Le roi ! Louise était avec le roi, son amant. Le peu de bonne humeur qu'Eustache avait s'évapora. Il se rendit dans la pièce la plus éloignée de la chambre de Louise et pesta. Il ne pouvait rien faire d'autre qu'attendre que le roi parte. Il trouvait que cet homme profitait de la crédulité et de l'attachement que Mademoiselle de la Vallière avait pour lui. Enfin, lorsque la nuit fut bien avancée, le roi quitta les appartements de sa maîtresse. Eustache sorti de sa cachette. Louise fut surprise de le voir.

-Oh vous étiez là ? fit-elle, rayonnante.

-Oui, répondit-il sèchement. Mais la jeune femme ne le remarqua pas.

-Il m'a dit qu'il m'aimait !

Eustache fulminait de la voir l'esprit dans les nuages à cause de paroles creuses. Il décida de la faire revenir sur Terre.

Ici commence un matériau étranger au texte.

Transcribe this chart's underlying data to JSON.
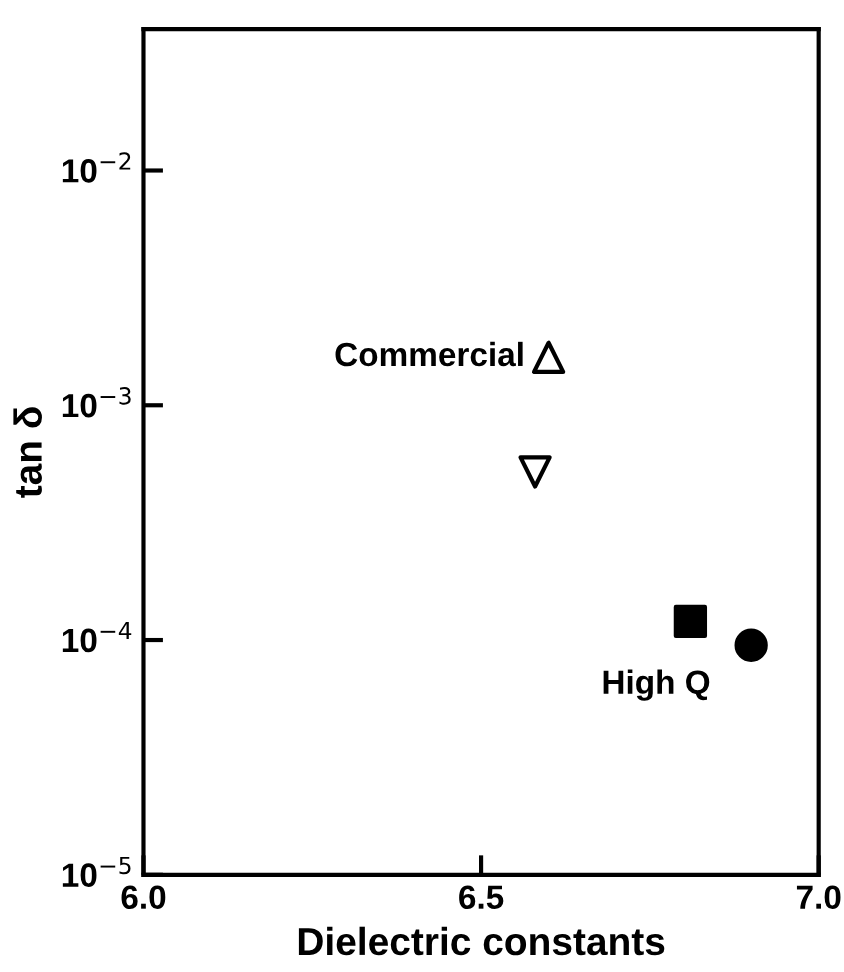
{
  "chart_data": {
    "type": "scatter",
    "xlabel": "Dielectric constants",
    "ylabel": "tan δ",
    "log": "y",
    "xlim": [
      6.0,
      7.0
    ],
    "xticks": [
      {
        "value": 6.0,
        "label": "6.0"
      },
      6.5,
      {
        "value": 7.0,
        "label": "7.0"
      }
    ],
    "ylim": [
      1e-05,
      0.04
    ],
    "yticks": [
      {
        "value": 1e-05,
        "label": "10$^{−5}$"
      },
      {
        "value": 0.0001,
        "label": "10$^{−4}$"
      },
      {
        "value": 0.001,
        "label": "10$^{−3}$"
      },
      {
        "value": 0.01,
        "label": "10$^{−2}$"
      }
    ],
    "grid": false,
    "legend": false,
    "series": [
      {
        "color": "#000000",
        "colors": [
          "#ffffff"
        ],
        "marker": "triangle",
        "x": [
          6.6
        ],
        "values": [
          0.0016
        ]
      },
      {
        "color": "#000000",
        "colors": [
          "#ffffff"
        ],
        "marker": "triangle_down",
        "x": [
          6.58
        ],
        "values": [
          0.00052
        ]
      },
      {
        "color": "#000000",
        "colors": [
          "#000000"
        ],
        "marker": "square",
        "x": [
          6.81
        ],
        "values": [
          0.00012
        ]
      },
      {
        "color": "#000000",
        "colors": [
          "#000000"
        ],
        "marker": "circle",
        "x": [
          6.9
        ],
        "values": [
          9.5e-05
        ]
      }
    ],
    "annotations": [
      {
        "text": "Commercial",
        "x": 6.6,
        "y": 0.0016
      },
      {
        "text": "High Q",
        "x": 6.9,
        "y": 9.5e-05
      }
    ]
  }
}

-Et qu'a-t-il dit sur Marie-Anne ? Va-t-il la reconnaître ?

-Il a dit que notre amour dépasse les lois humaines, les convenances et toute la paperasse est inutile pour prouver combien l'on s'aime, répéta-t-elle, un sourire béat sur le visage.

Eustache, quant à lui était prêt à se taper la tête contre les murs.

-Donc il ne va pas la reconnaître ?

-Non, il a toute confiance en moi et sait que jamais je ne lancerai un scandale. Il m'a assuré qu'il sera un bon père pour elle, mais que faire des papiers étaient inutiles. Ce sont les gestes d'amour que j'aurais pour elle, pas les papiers qui seront importants, m'a-t-il dit ! N'est-il pas formidable ? Oh comme je l'aime !

-Merveilleux... fit Eustache en grinçant des dents, mais vous disiez que vous vouliez pour elle, pour le regard des autres sur elle que c'était important...

-Mais il m'a rassuré. Je m'en veux de lui avoir prêté de mauvaises pensées...

-L'amour fait parfois faire des choses complètement idiotes, répliqua Eustache, bonne nuit.

Il tourna les talons et parti se coucher sans adresser un mot de plus à Louise. L'état euphorique de la jeune femme dura une petite semaine puis, comme l'avait prévu Eustache, retomba. C'était dans ses périodes d'abattement qu'Eustache voyait une occasion de se frayer un chemin dans son cœur. Ainsi un soir, il agitait un hochet au-dessus de la petite, et Louise arriva dans la même pièce.

-Vous vous occupez d'elle comme si elle était votre fille, sourit-elle, attendrie.

-Cela ne me dérangerait pas qu'elle le soit.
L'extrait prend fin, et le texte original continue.